Ever wonder why you almost never hear about Facebook, Amazon, Netflix, or Google suffering from major outages or incidents, even though they deploy astronomically more code than other organizations? It’s an especially good question when you consider that we’re at an inflection point where enterprises are struggling to move quickly, build new apps, and keep up with this leading class of next-gen companies, all the while trying to cope with a constant fear of downtime. It’s no secret that it only takes one bad code push to cripple an entire organization and that even seconds of downtime will deeply impact the brand and bottom line.
So what separates the Facebooks of the world? While DevOps and agile methodologies play a role in enabling these web-scale companies to move fast, the real key to maintaining quality is a less-known strategy called “Reversibility.” Fundamentally, Reversibility removes the spectre of a bad customer experience and frees engineers to develop and deploy applications more aggressively. In 2015, Kent Beck, a Facebook programmer, published a post, Taming Complexity with Reversibility, that sheds light on this crucial secret and the principles behind it.
What is Reversibility?
Reversibility is the ethos of a safety net for modern development and operations. To update Mark Zuckerberg’s famous quote, today’s product teams have to move fast without breaking things. I like to think of it as a magic undo button. Most next-gen organizations have it baked into their software development processes in some way or another, even if they don’t necessarily have a name for it or implement it end-to-end. Every time you hear about microservices design, continuous integration and deployment, feature flags, or canary releases, think “Reversibility.”

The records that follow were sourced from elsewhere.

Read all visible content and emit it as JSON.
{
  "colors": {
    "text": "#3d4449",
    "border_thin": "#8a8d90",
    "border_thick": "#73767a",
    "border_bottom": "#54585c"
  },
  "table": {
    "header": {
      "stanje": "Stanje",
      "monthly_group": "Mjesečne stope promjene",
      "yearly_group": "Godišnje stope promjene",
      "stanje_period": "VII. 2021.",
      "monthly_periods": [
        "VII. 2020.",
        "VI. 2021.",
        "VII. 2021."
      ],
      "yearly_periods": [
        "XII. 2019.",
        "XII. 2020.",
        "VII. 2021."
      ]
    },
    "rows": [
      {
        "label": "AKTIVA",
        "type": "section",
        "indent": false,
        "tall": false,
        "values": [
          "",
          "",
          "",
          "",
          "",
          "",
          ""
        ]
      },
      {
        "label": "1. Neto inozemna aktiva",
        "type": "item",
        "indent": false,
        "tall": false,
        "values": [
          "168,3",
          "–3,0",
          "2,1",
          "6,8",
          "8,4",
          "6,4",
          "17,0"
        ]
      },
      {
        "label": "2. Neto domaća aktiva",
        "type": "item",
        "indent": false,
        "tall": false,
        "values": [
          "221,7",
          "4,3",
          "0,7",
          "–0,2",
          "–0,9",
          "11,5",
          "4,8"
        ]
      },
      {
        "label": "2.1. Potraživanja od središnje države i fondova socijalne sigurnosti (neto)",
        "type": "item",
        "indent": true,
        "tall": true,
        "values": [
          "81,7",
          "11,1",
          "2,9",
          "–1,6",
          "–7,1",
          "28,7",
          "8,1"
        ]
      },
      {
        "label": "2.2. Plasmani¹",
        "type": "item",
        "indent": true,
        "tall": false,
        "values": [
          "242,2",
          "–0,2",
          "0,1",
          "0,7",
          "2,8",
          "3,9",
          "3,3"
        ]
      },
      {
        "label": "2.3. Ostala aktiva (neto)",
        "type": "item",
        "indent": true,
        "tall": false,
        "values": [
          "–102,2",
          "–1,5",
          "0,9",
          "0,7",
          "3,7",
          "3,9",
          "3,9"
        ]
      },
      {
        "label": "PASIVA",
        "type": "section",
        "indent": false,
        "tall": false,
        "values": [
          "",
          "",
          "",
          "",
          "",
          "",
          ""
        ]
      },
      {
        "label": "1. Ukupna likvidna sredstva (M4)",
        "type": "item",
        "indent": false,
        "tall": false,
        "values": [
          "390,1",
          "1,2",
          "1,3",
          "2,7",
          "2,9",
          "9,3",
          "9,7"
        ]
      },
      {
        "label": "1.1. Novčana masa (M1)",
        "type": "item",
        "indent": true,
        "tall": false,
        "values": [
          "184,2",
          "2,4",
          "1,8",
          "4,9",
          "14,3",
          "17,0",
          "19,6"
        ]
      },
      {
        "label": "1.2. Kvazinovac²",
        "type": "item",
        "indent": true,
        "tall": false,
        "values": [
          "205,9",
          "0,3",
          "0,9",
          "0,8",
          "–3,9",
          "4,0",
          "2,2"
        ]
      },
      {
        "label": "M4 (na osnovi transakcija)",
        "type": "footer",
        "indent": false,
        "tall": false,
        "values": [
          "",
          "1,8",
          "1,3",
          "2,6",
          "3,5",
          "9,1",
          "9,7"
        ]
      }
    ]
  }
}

As Beck notes in his post on the topic, Reversibility serves as a way to combat one form of complexity, and complexity is the enemy of scaling systems of any kind. While Beck does justice to the various forms of complexity in his post, for our purposes, we’re going to look specifically at dealing with irreversibility, which he describes as: “When the effects of decisions can’t be predicted and they can’t be easily undone, decisions grow prohibitively expensive.”
The main idea behind Reversibility is that big, immutable projects and pushes run lower risk if they’re sliced into smaller pieces that can be rolled back, changed, fixed, and even redeployed before they inflict damage. It’s a philosophy and a cultural decision that should reflect everything from the teams you build to the software you create, from how you develop your monitoring systems to how you design and implement your APIs.
Visibility Reduces Risk
Most traditional software development processes are focused on limiting or managing complexity with an overall goal of identifying as much risk up front as possible, a time-consuming and painstaking process that doesn’t cover all your bases. Moreover, the highly elastic, widely distributed, and scale-out nature of modern applications makes it near impossible to know the impact dependencies will have on performance prior to deployment. And, even if you do know the probability of an issue prior to release, chances are that probability can only be applied to part of the infrastructure, architecture, or software, not your entire service. Reversibility gives organizations the confidence to get creative and try new things with less fear of error or harming the customer’s experience.
In this way, developing methods that support Reversibility becomes more important than ever for any organization building or scaling a cloud application. This is doubly true for architectures that incorporate containers and microservices, which tend to have a lifetime of hours or even minutes. If you want the speed and agility that come with a modern runtime environment, a Reversibility strategy serves as a buffer and a safeguard.
We should also recognize that the Reversibility safety net is not only in service of moving faster and becoming more flexible. Reversibility, paired with the right level of visibility, is also a requirement for supporting today’s elastic cloud environments. The scalable, ephemeral nature of the cloud means that problems will inevitably happen sooner than later, and a plan for identifying, isolating, and acting on performance issues is key to maintaining your operations. Specifically, visibility without the option to reverse a troublesome deployment means that you’ll suffer in the knowledge that a mistake is wreaking havoc on your end-user’s experience. Reversibility without timely and relevant insight means that, when you hear from a customer or your supervisor that there’s a problem, it may take some trial-and-error before you know what to roll back.
Resolving the Agility-Stability Paradox
Reversibility isn’t a concrete practice as much as an ideology supported by the right tools and processes, and it goes hand-in-hand with the goals many enterprises are pursuing of becoming more user-centric, innovating to create value, and responding faster to the market. If you’re an organization that’s embracing DevOps, building and orchestrating a containerized architecture with Docker or Mesos, or developing applications with services like Elasticsearch and Kafka, you’ve hopefully already subscribed to a Reversibility ethos.
In so many ways, Reversibility is the answer to overcoming the agility-stability paradox. We all want to move at breakneck speeds to stay competitive and identify new revenue streams. But we also don’t want to crash and burn, leaving a trail of lost customers and profits along the way. It enables the latest development practices and facilitates digital transformation. Reversibility makes modern technology easier to adopt and ensures enterprises can implement new strategies with minimal operational risk.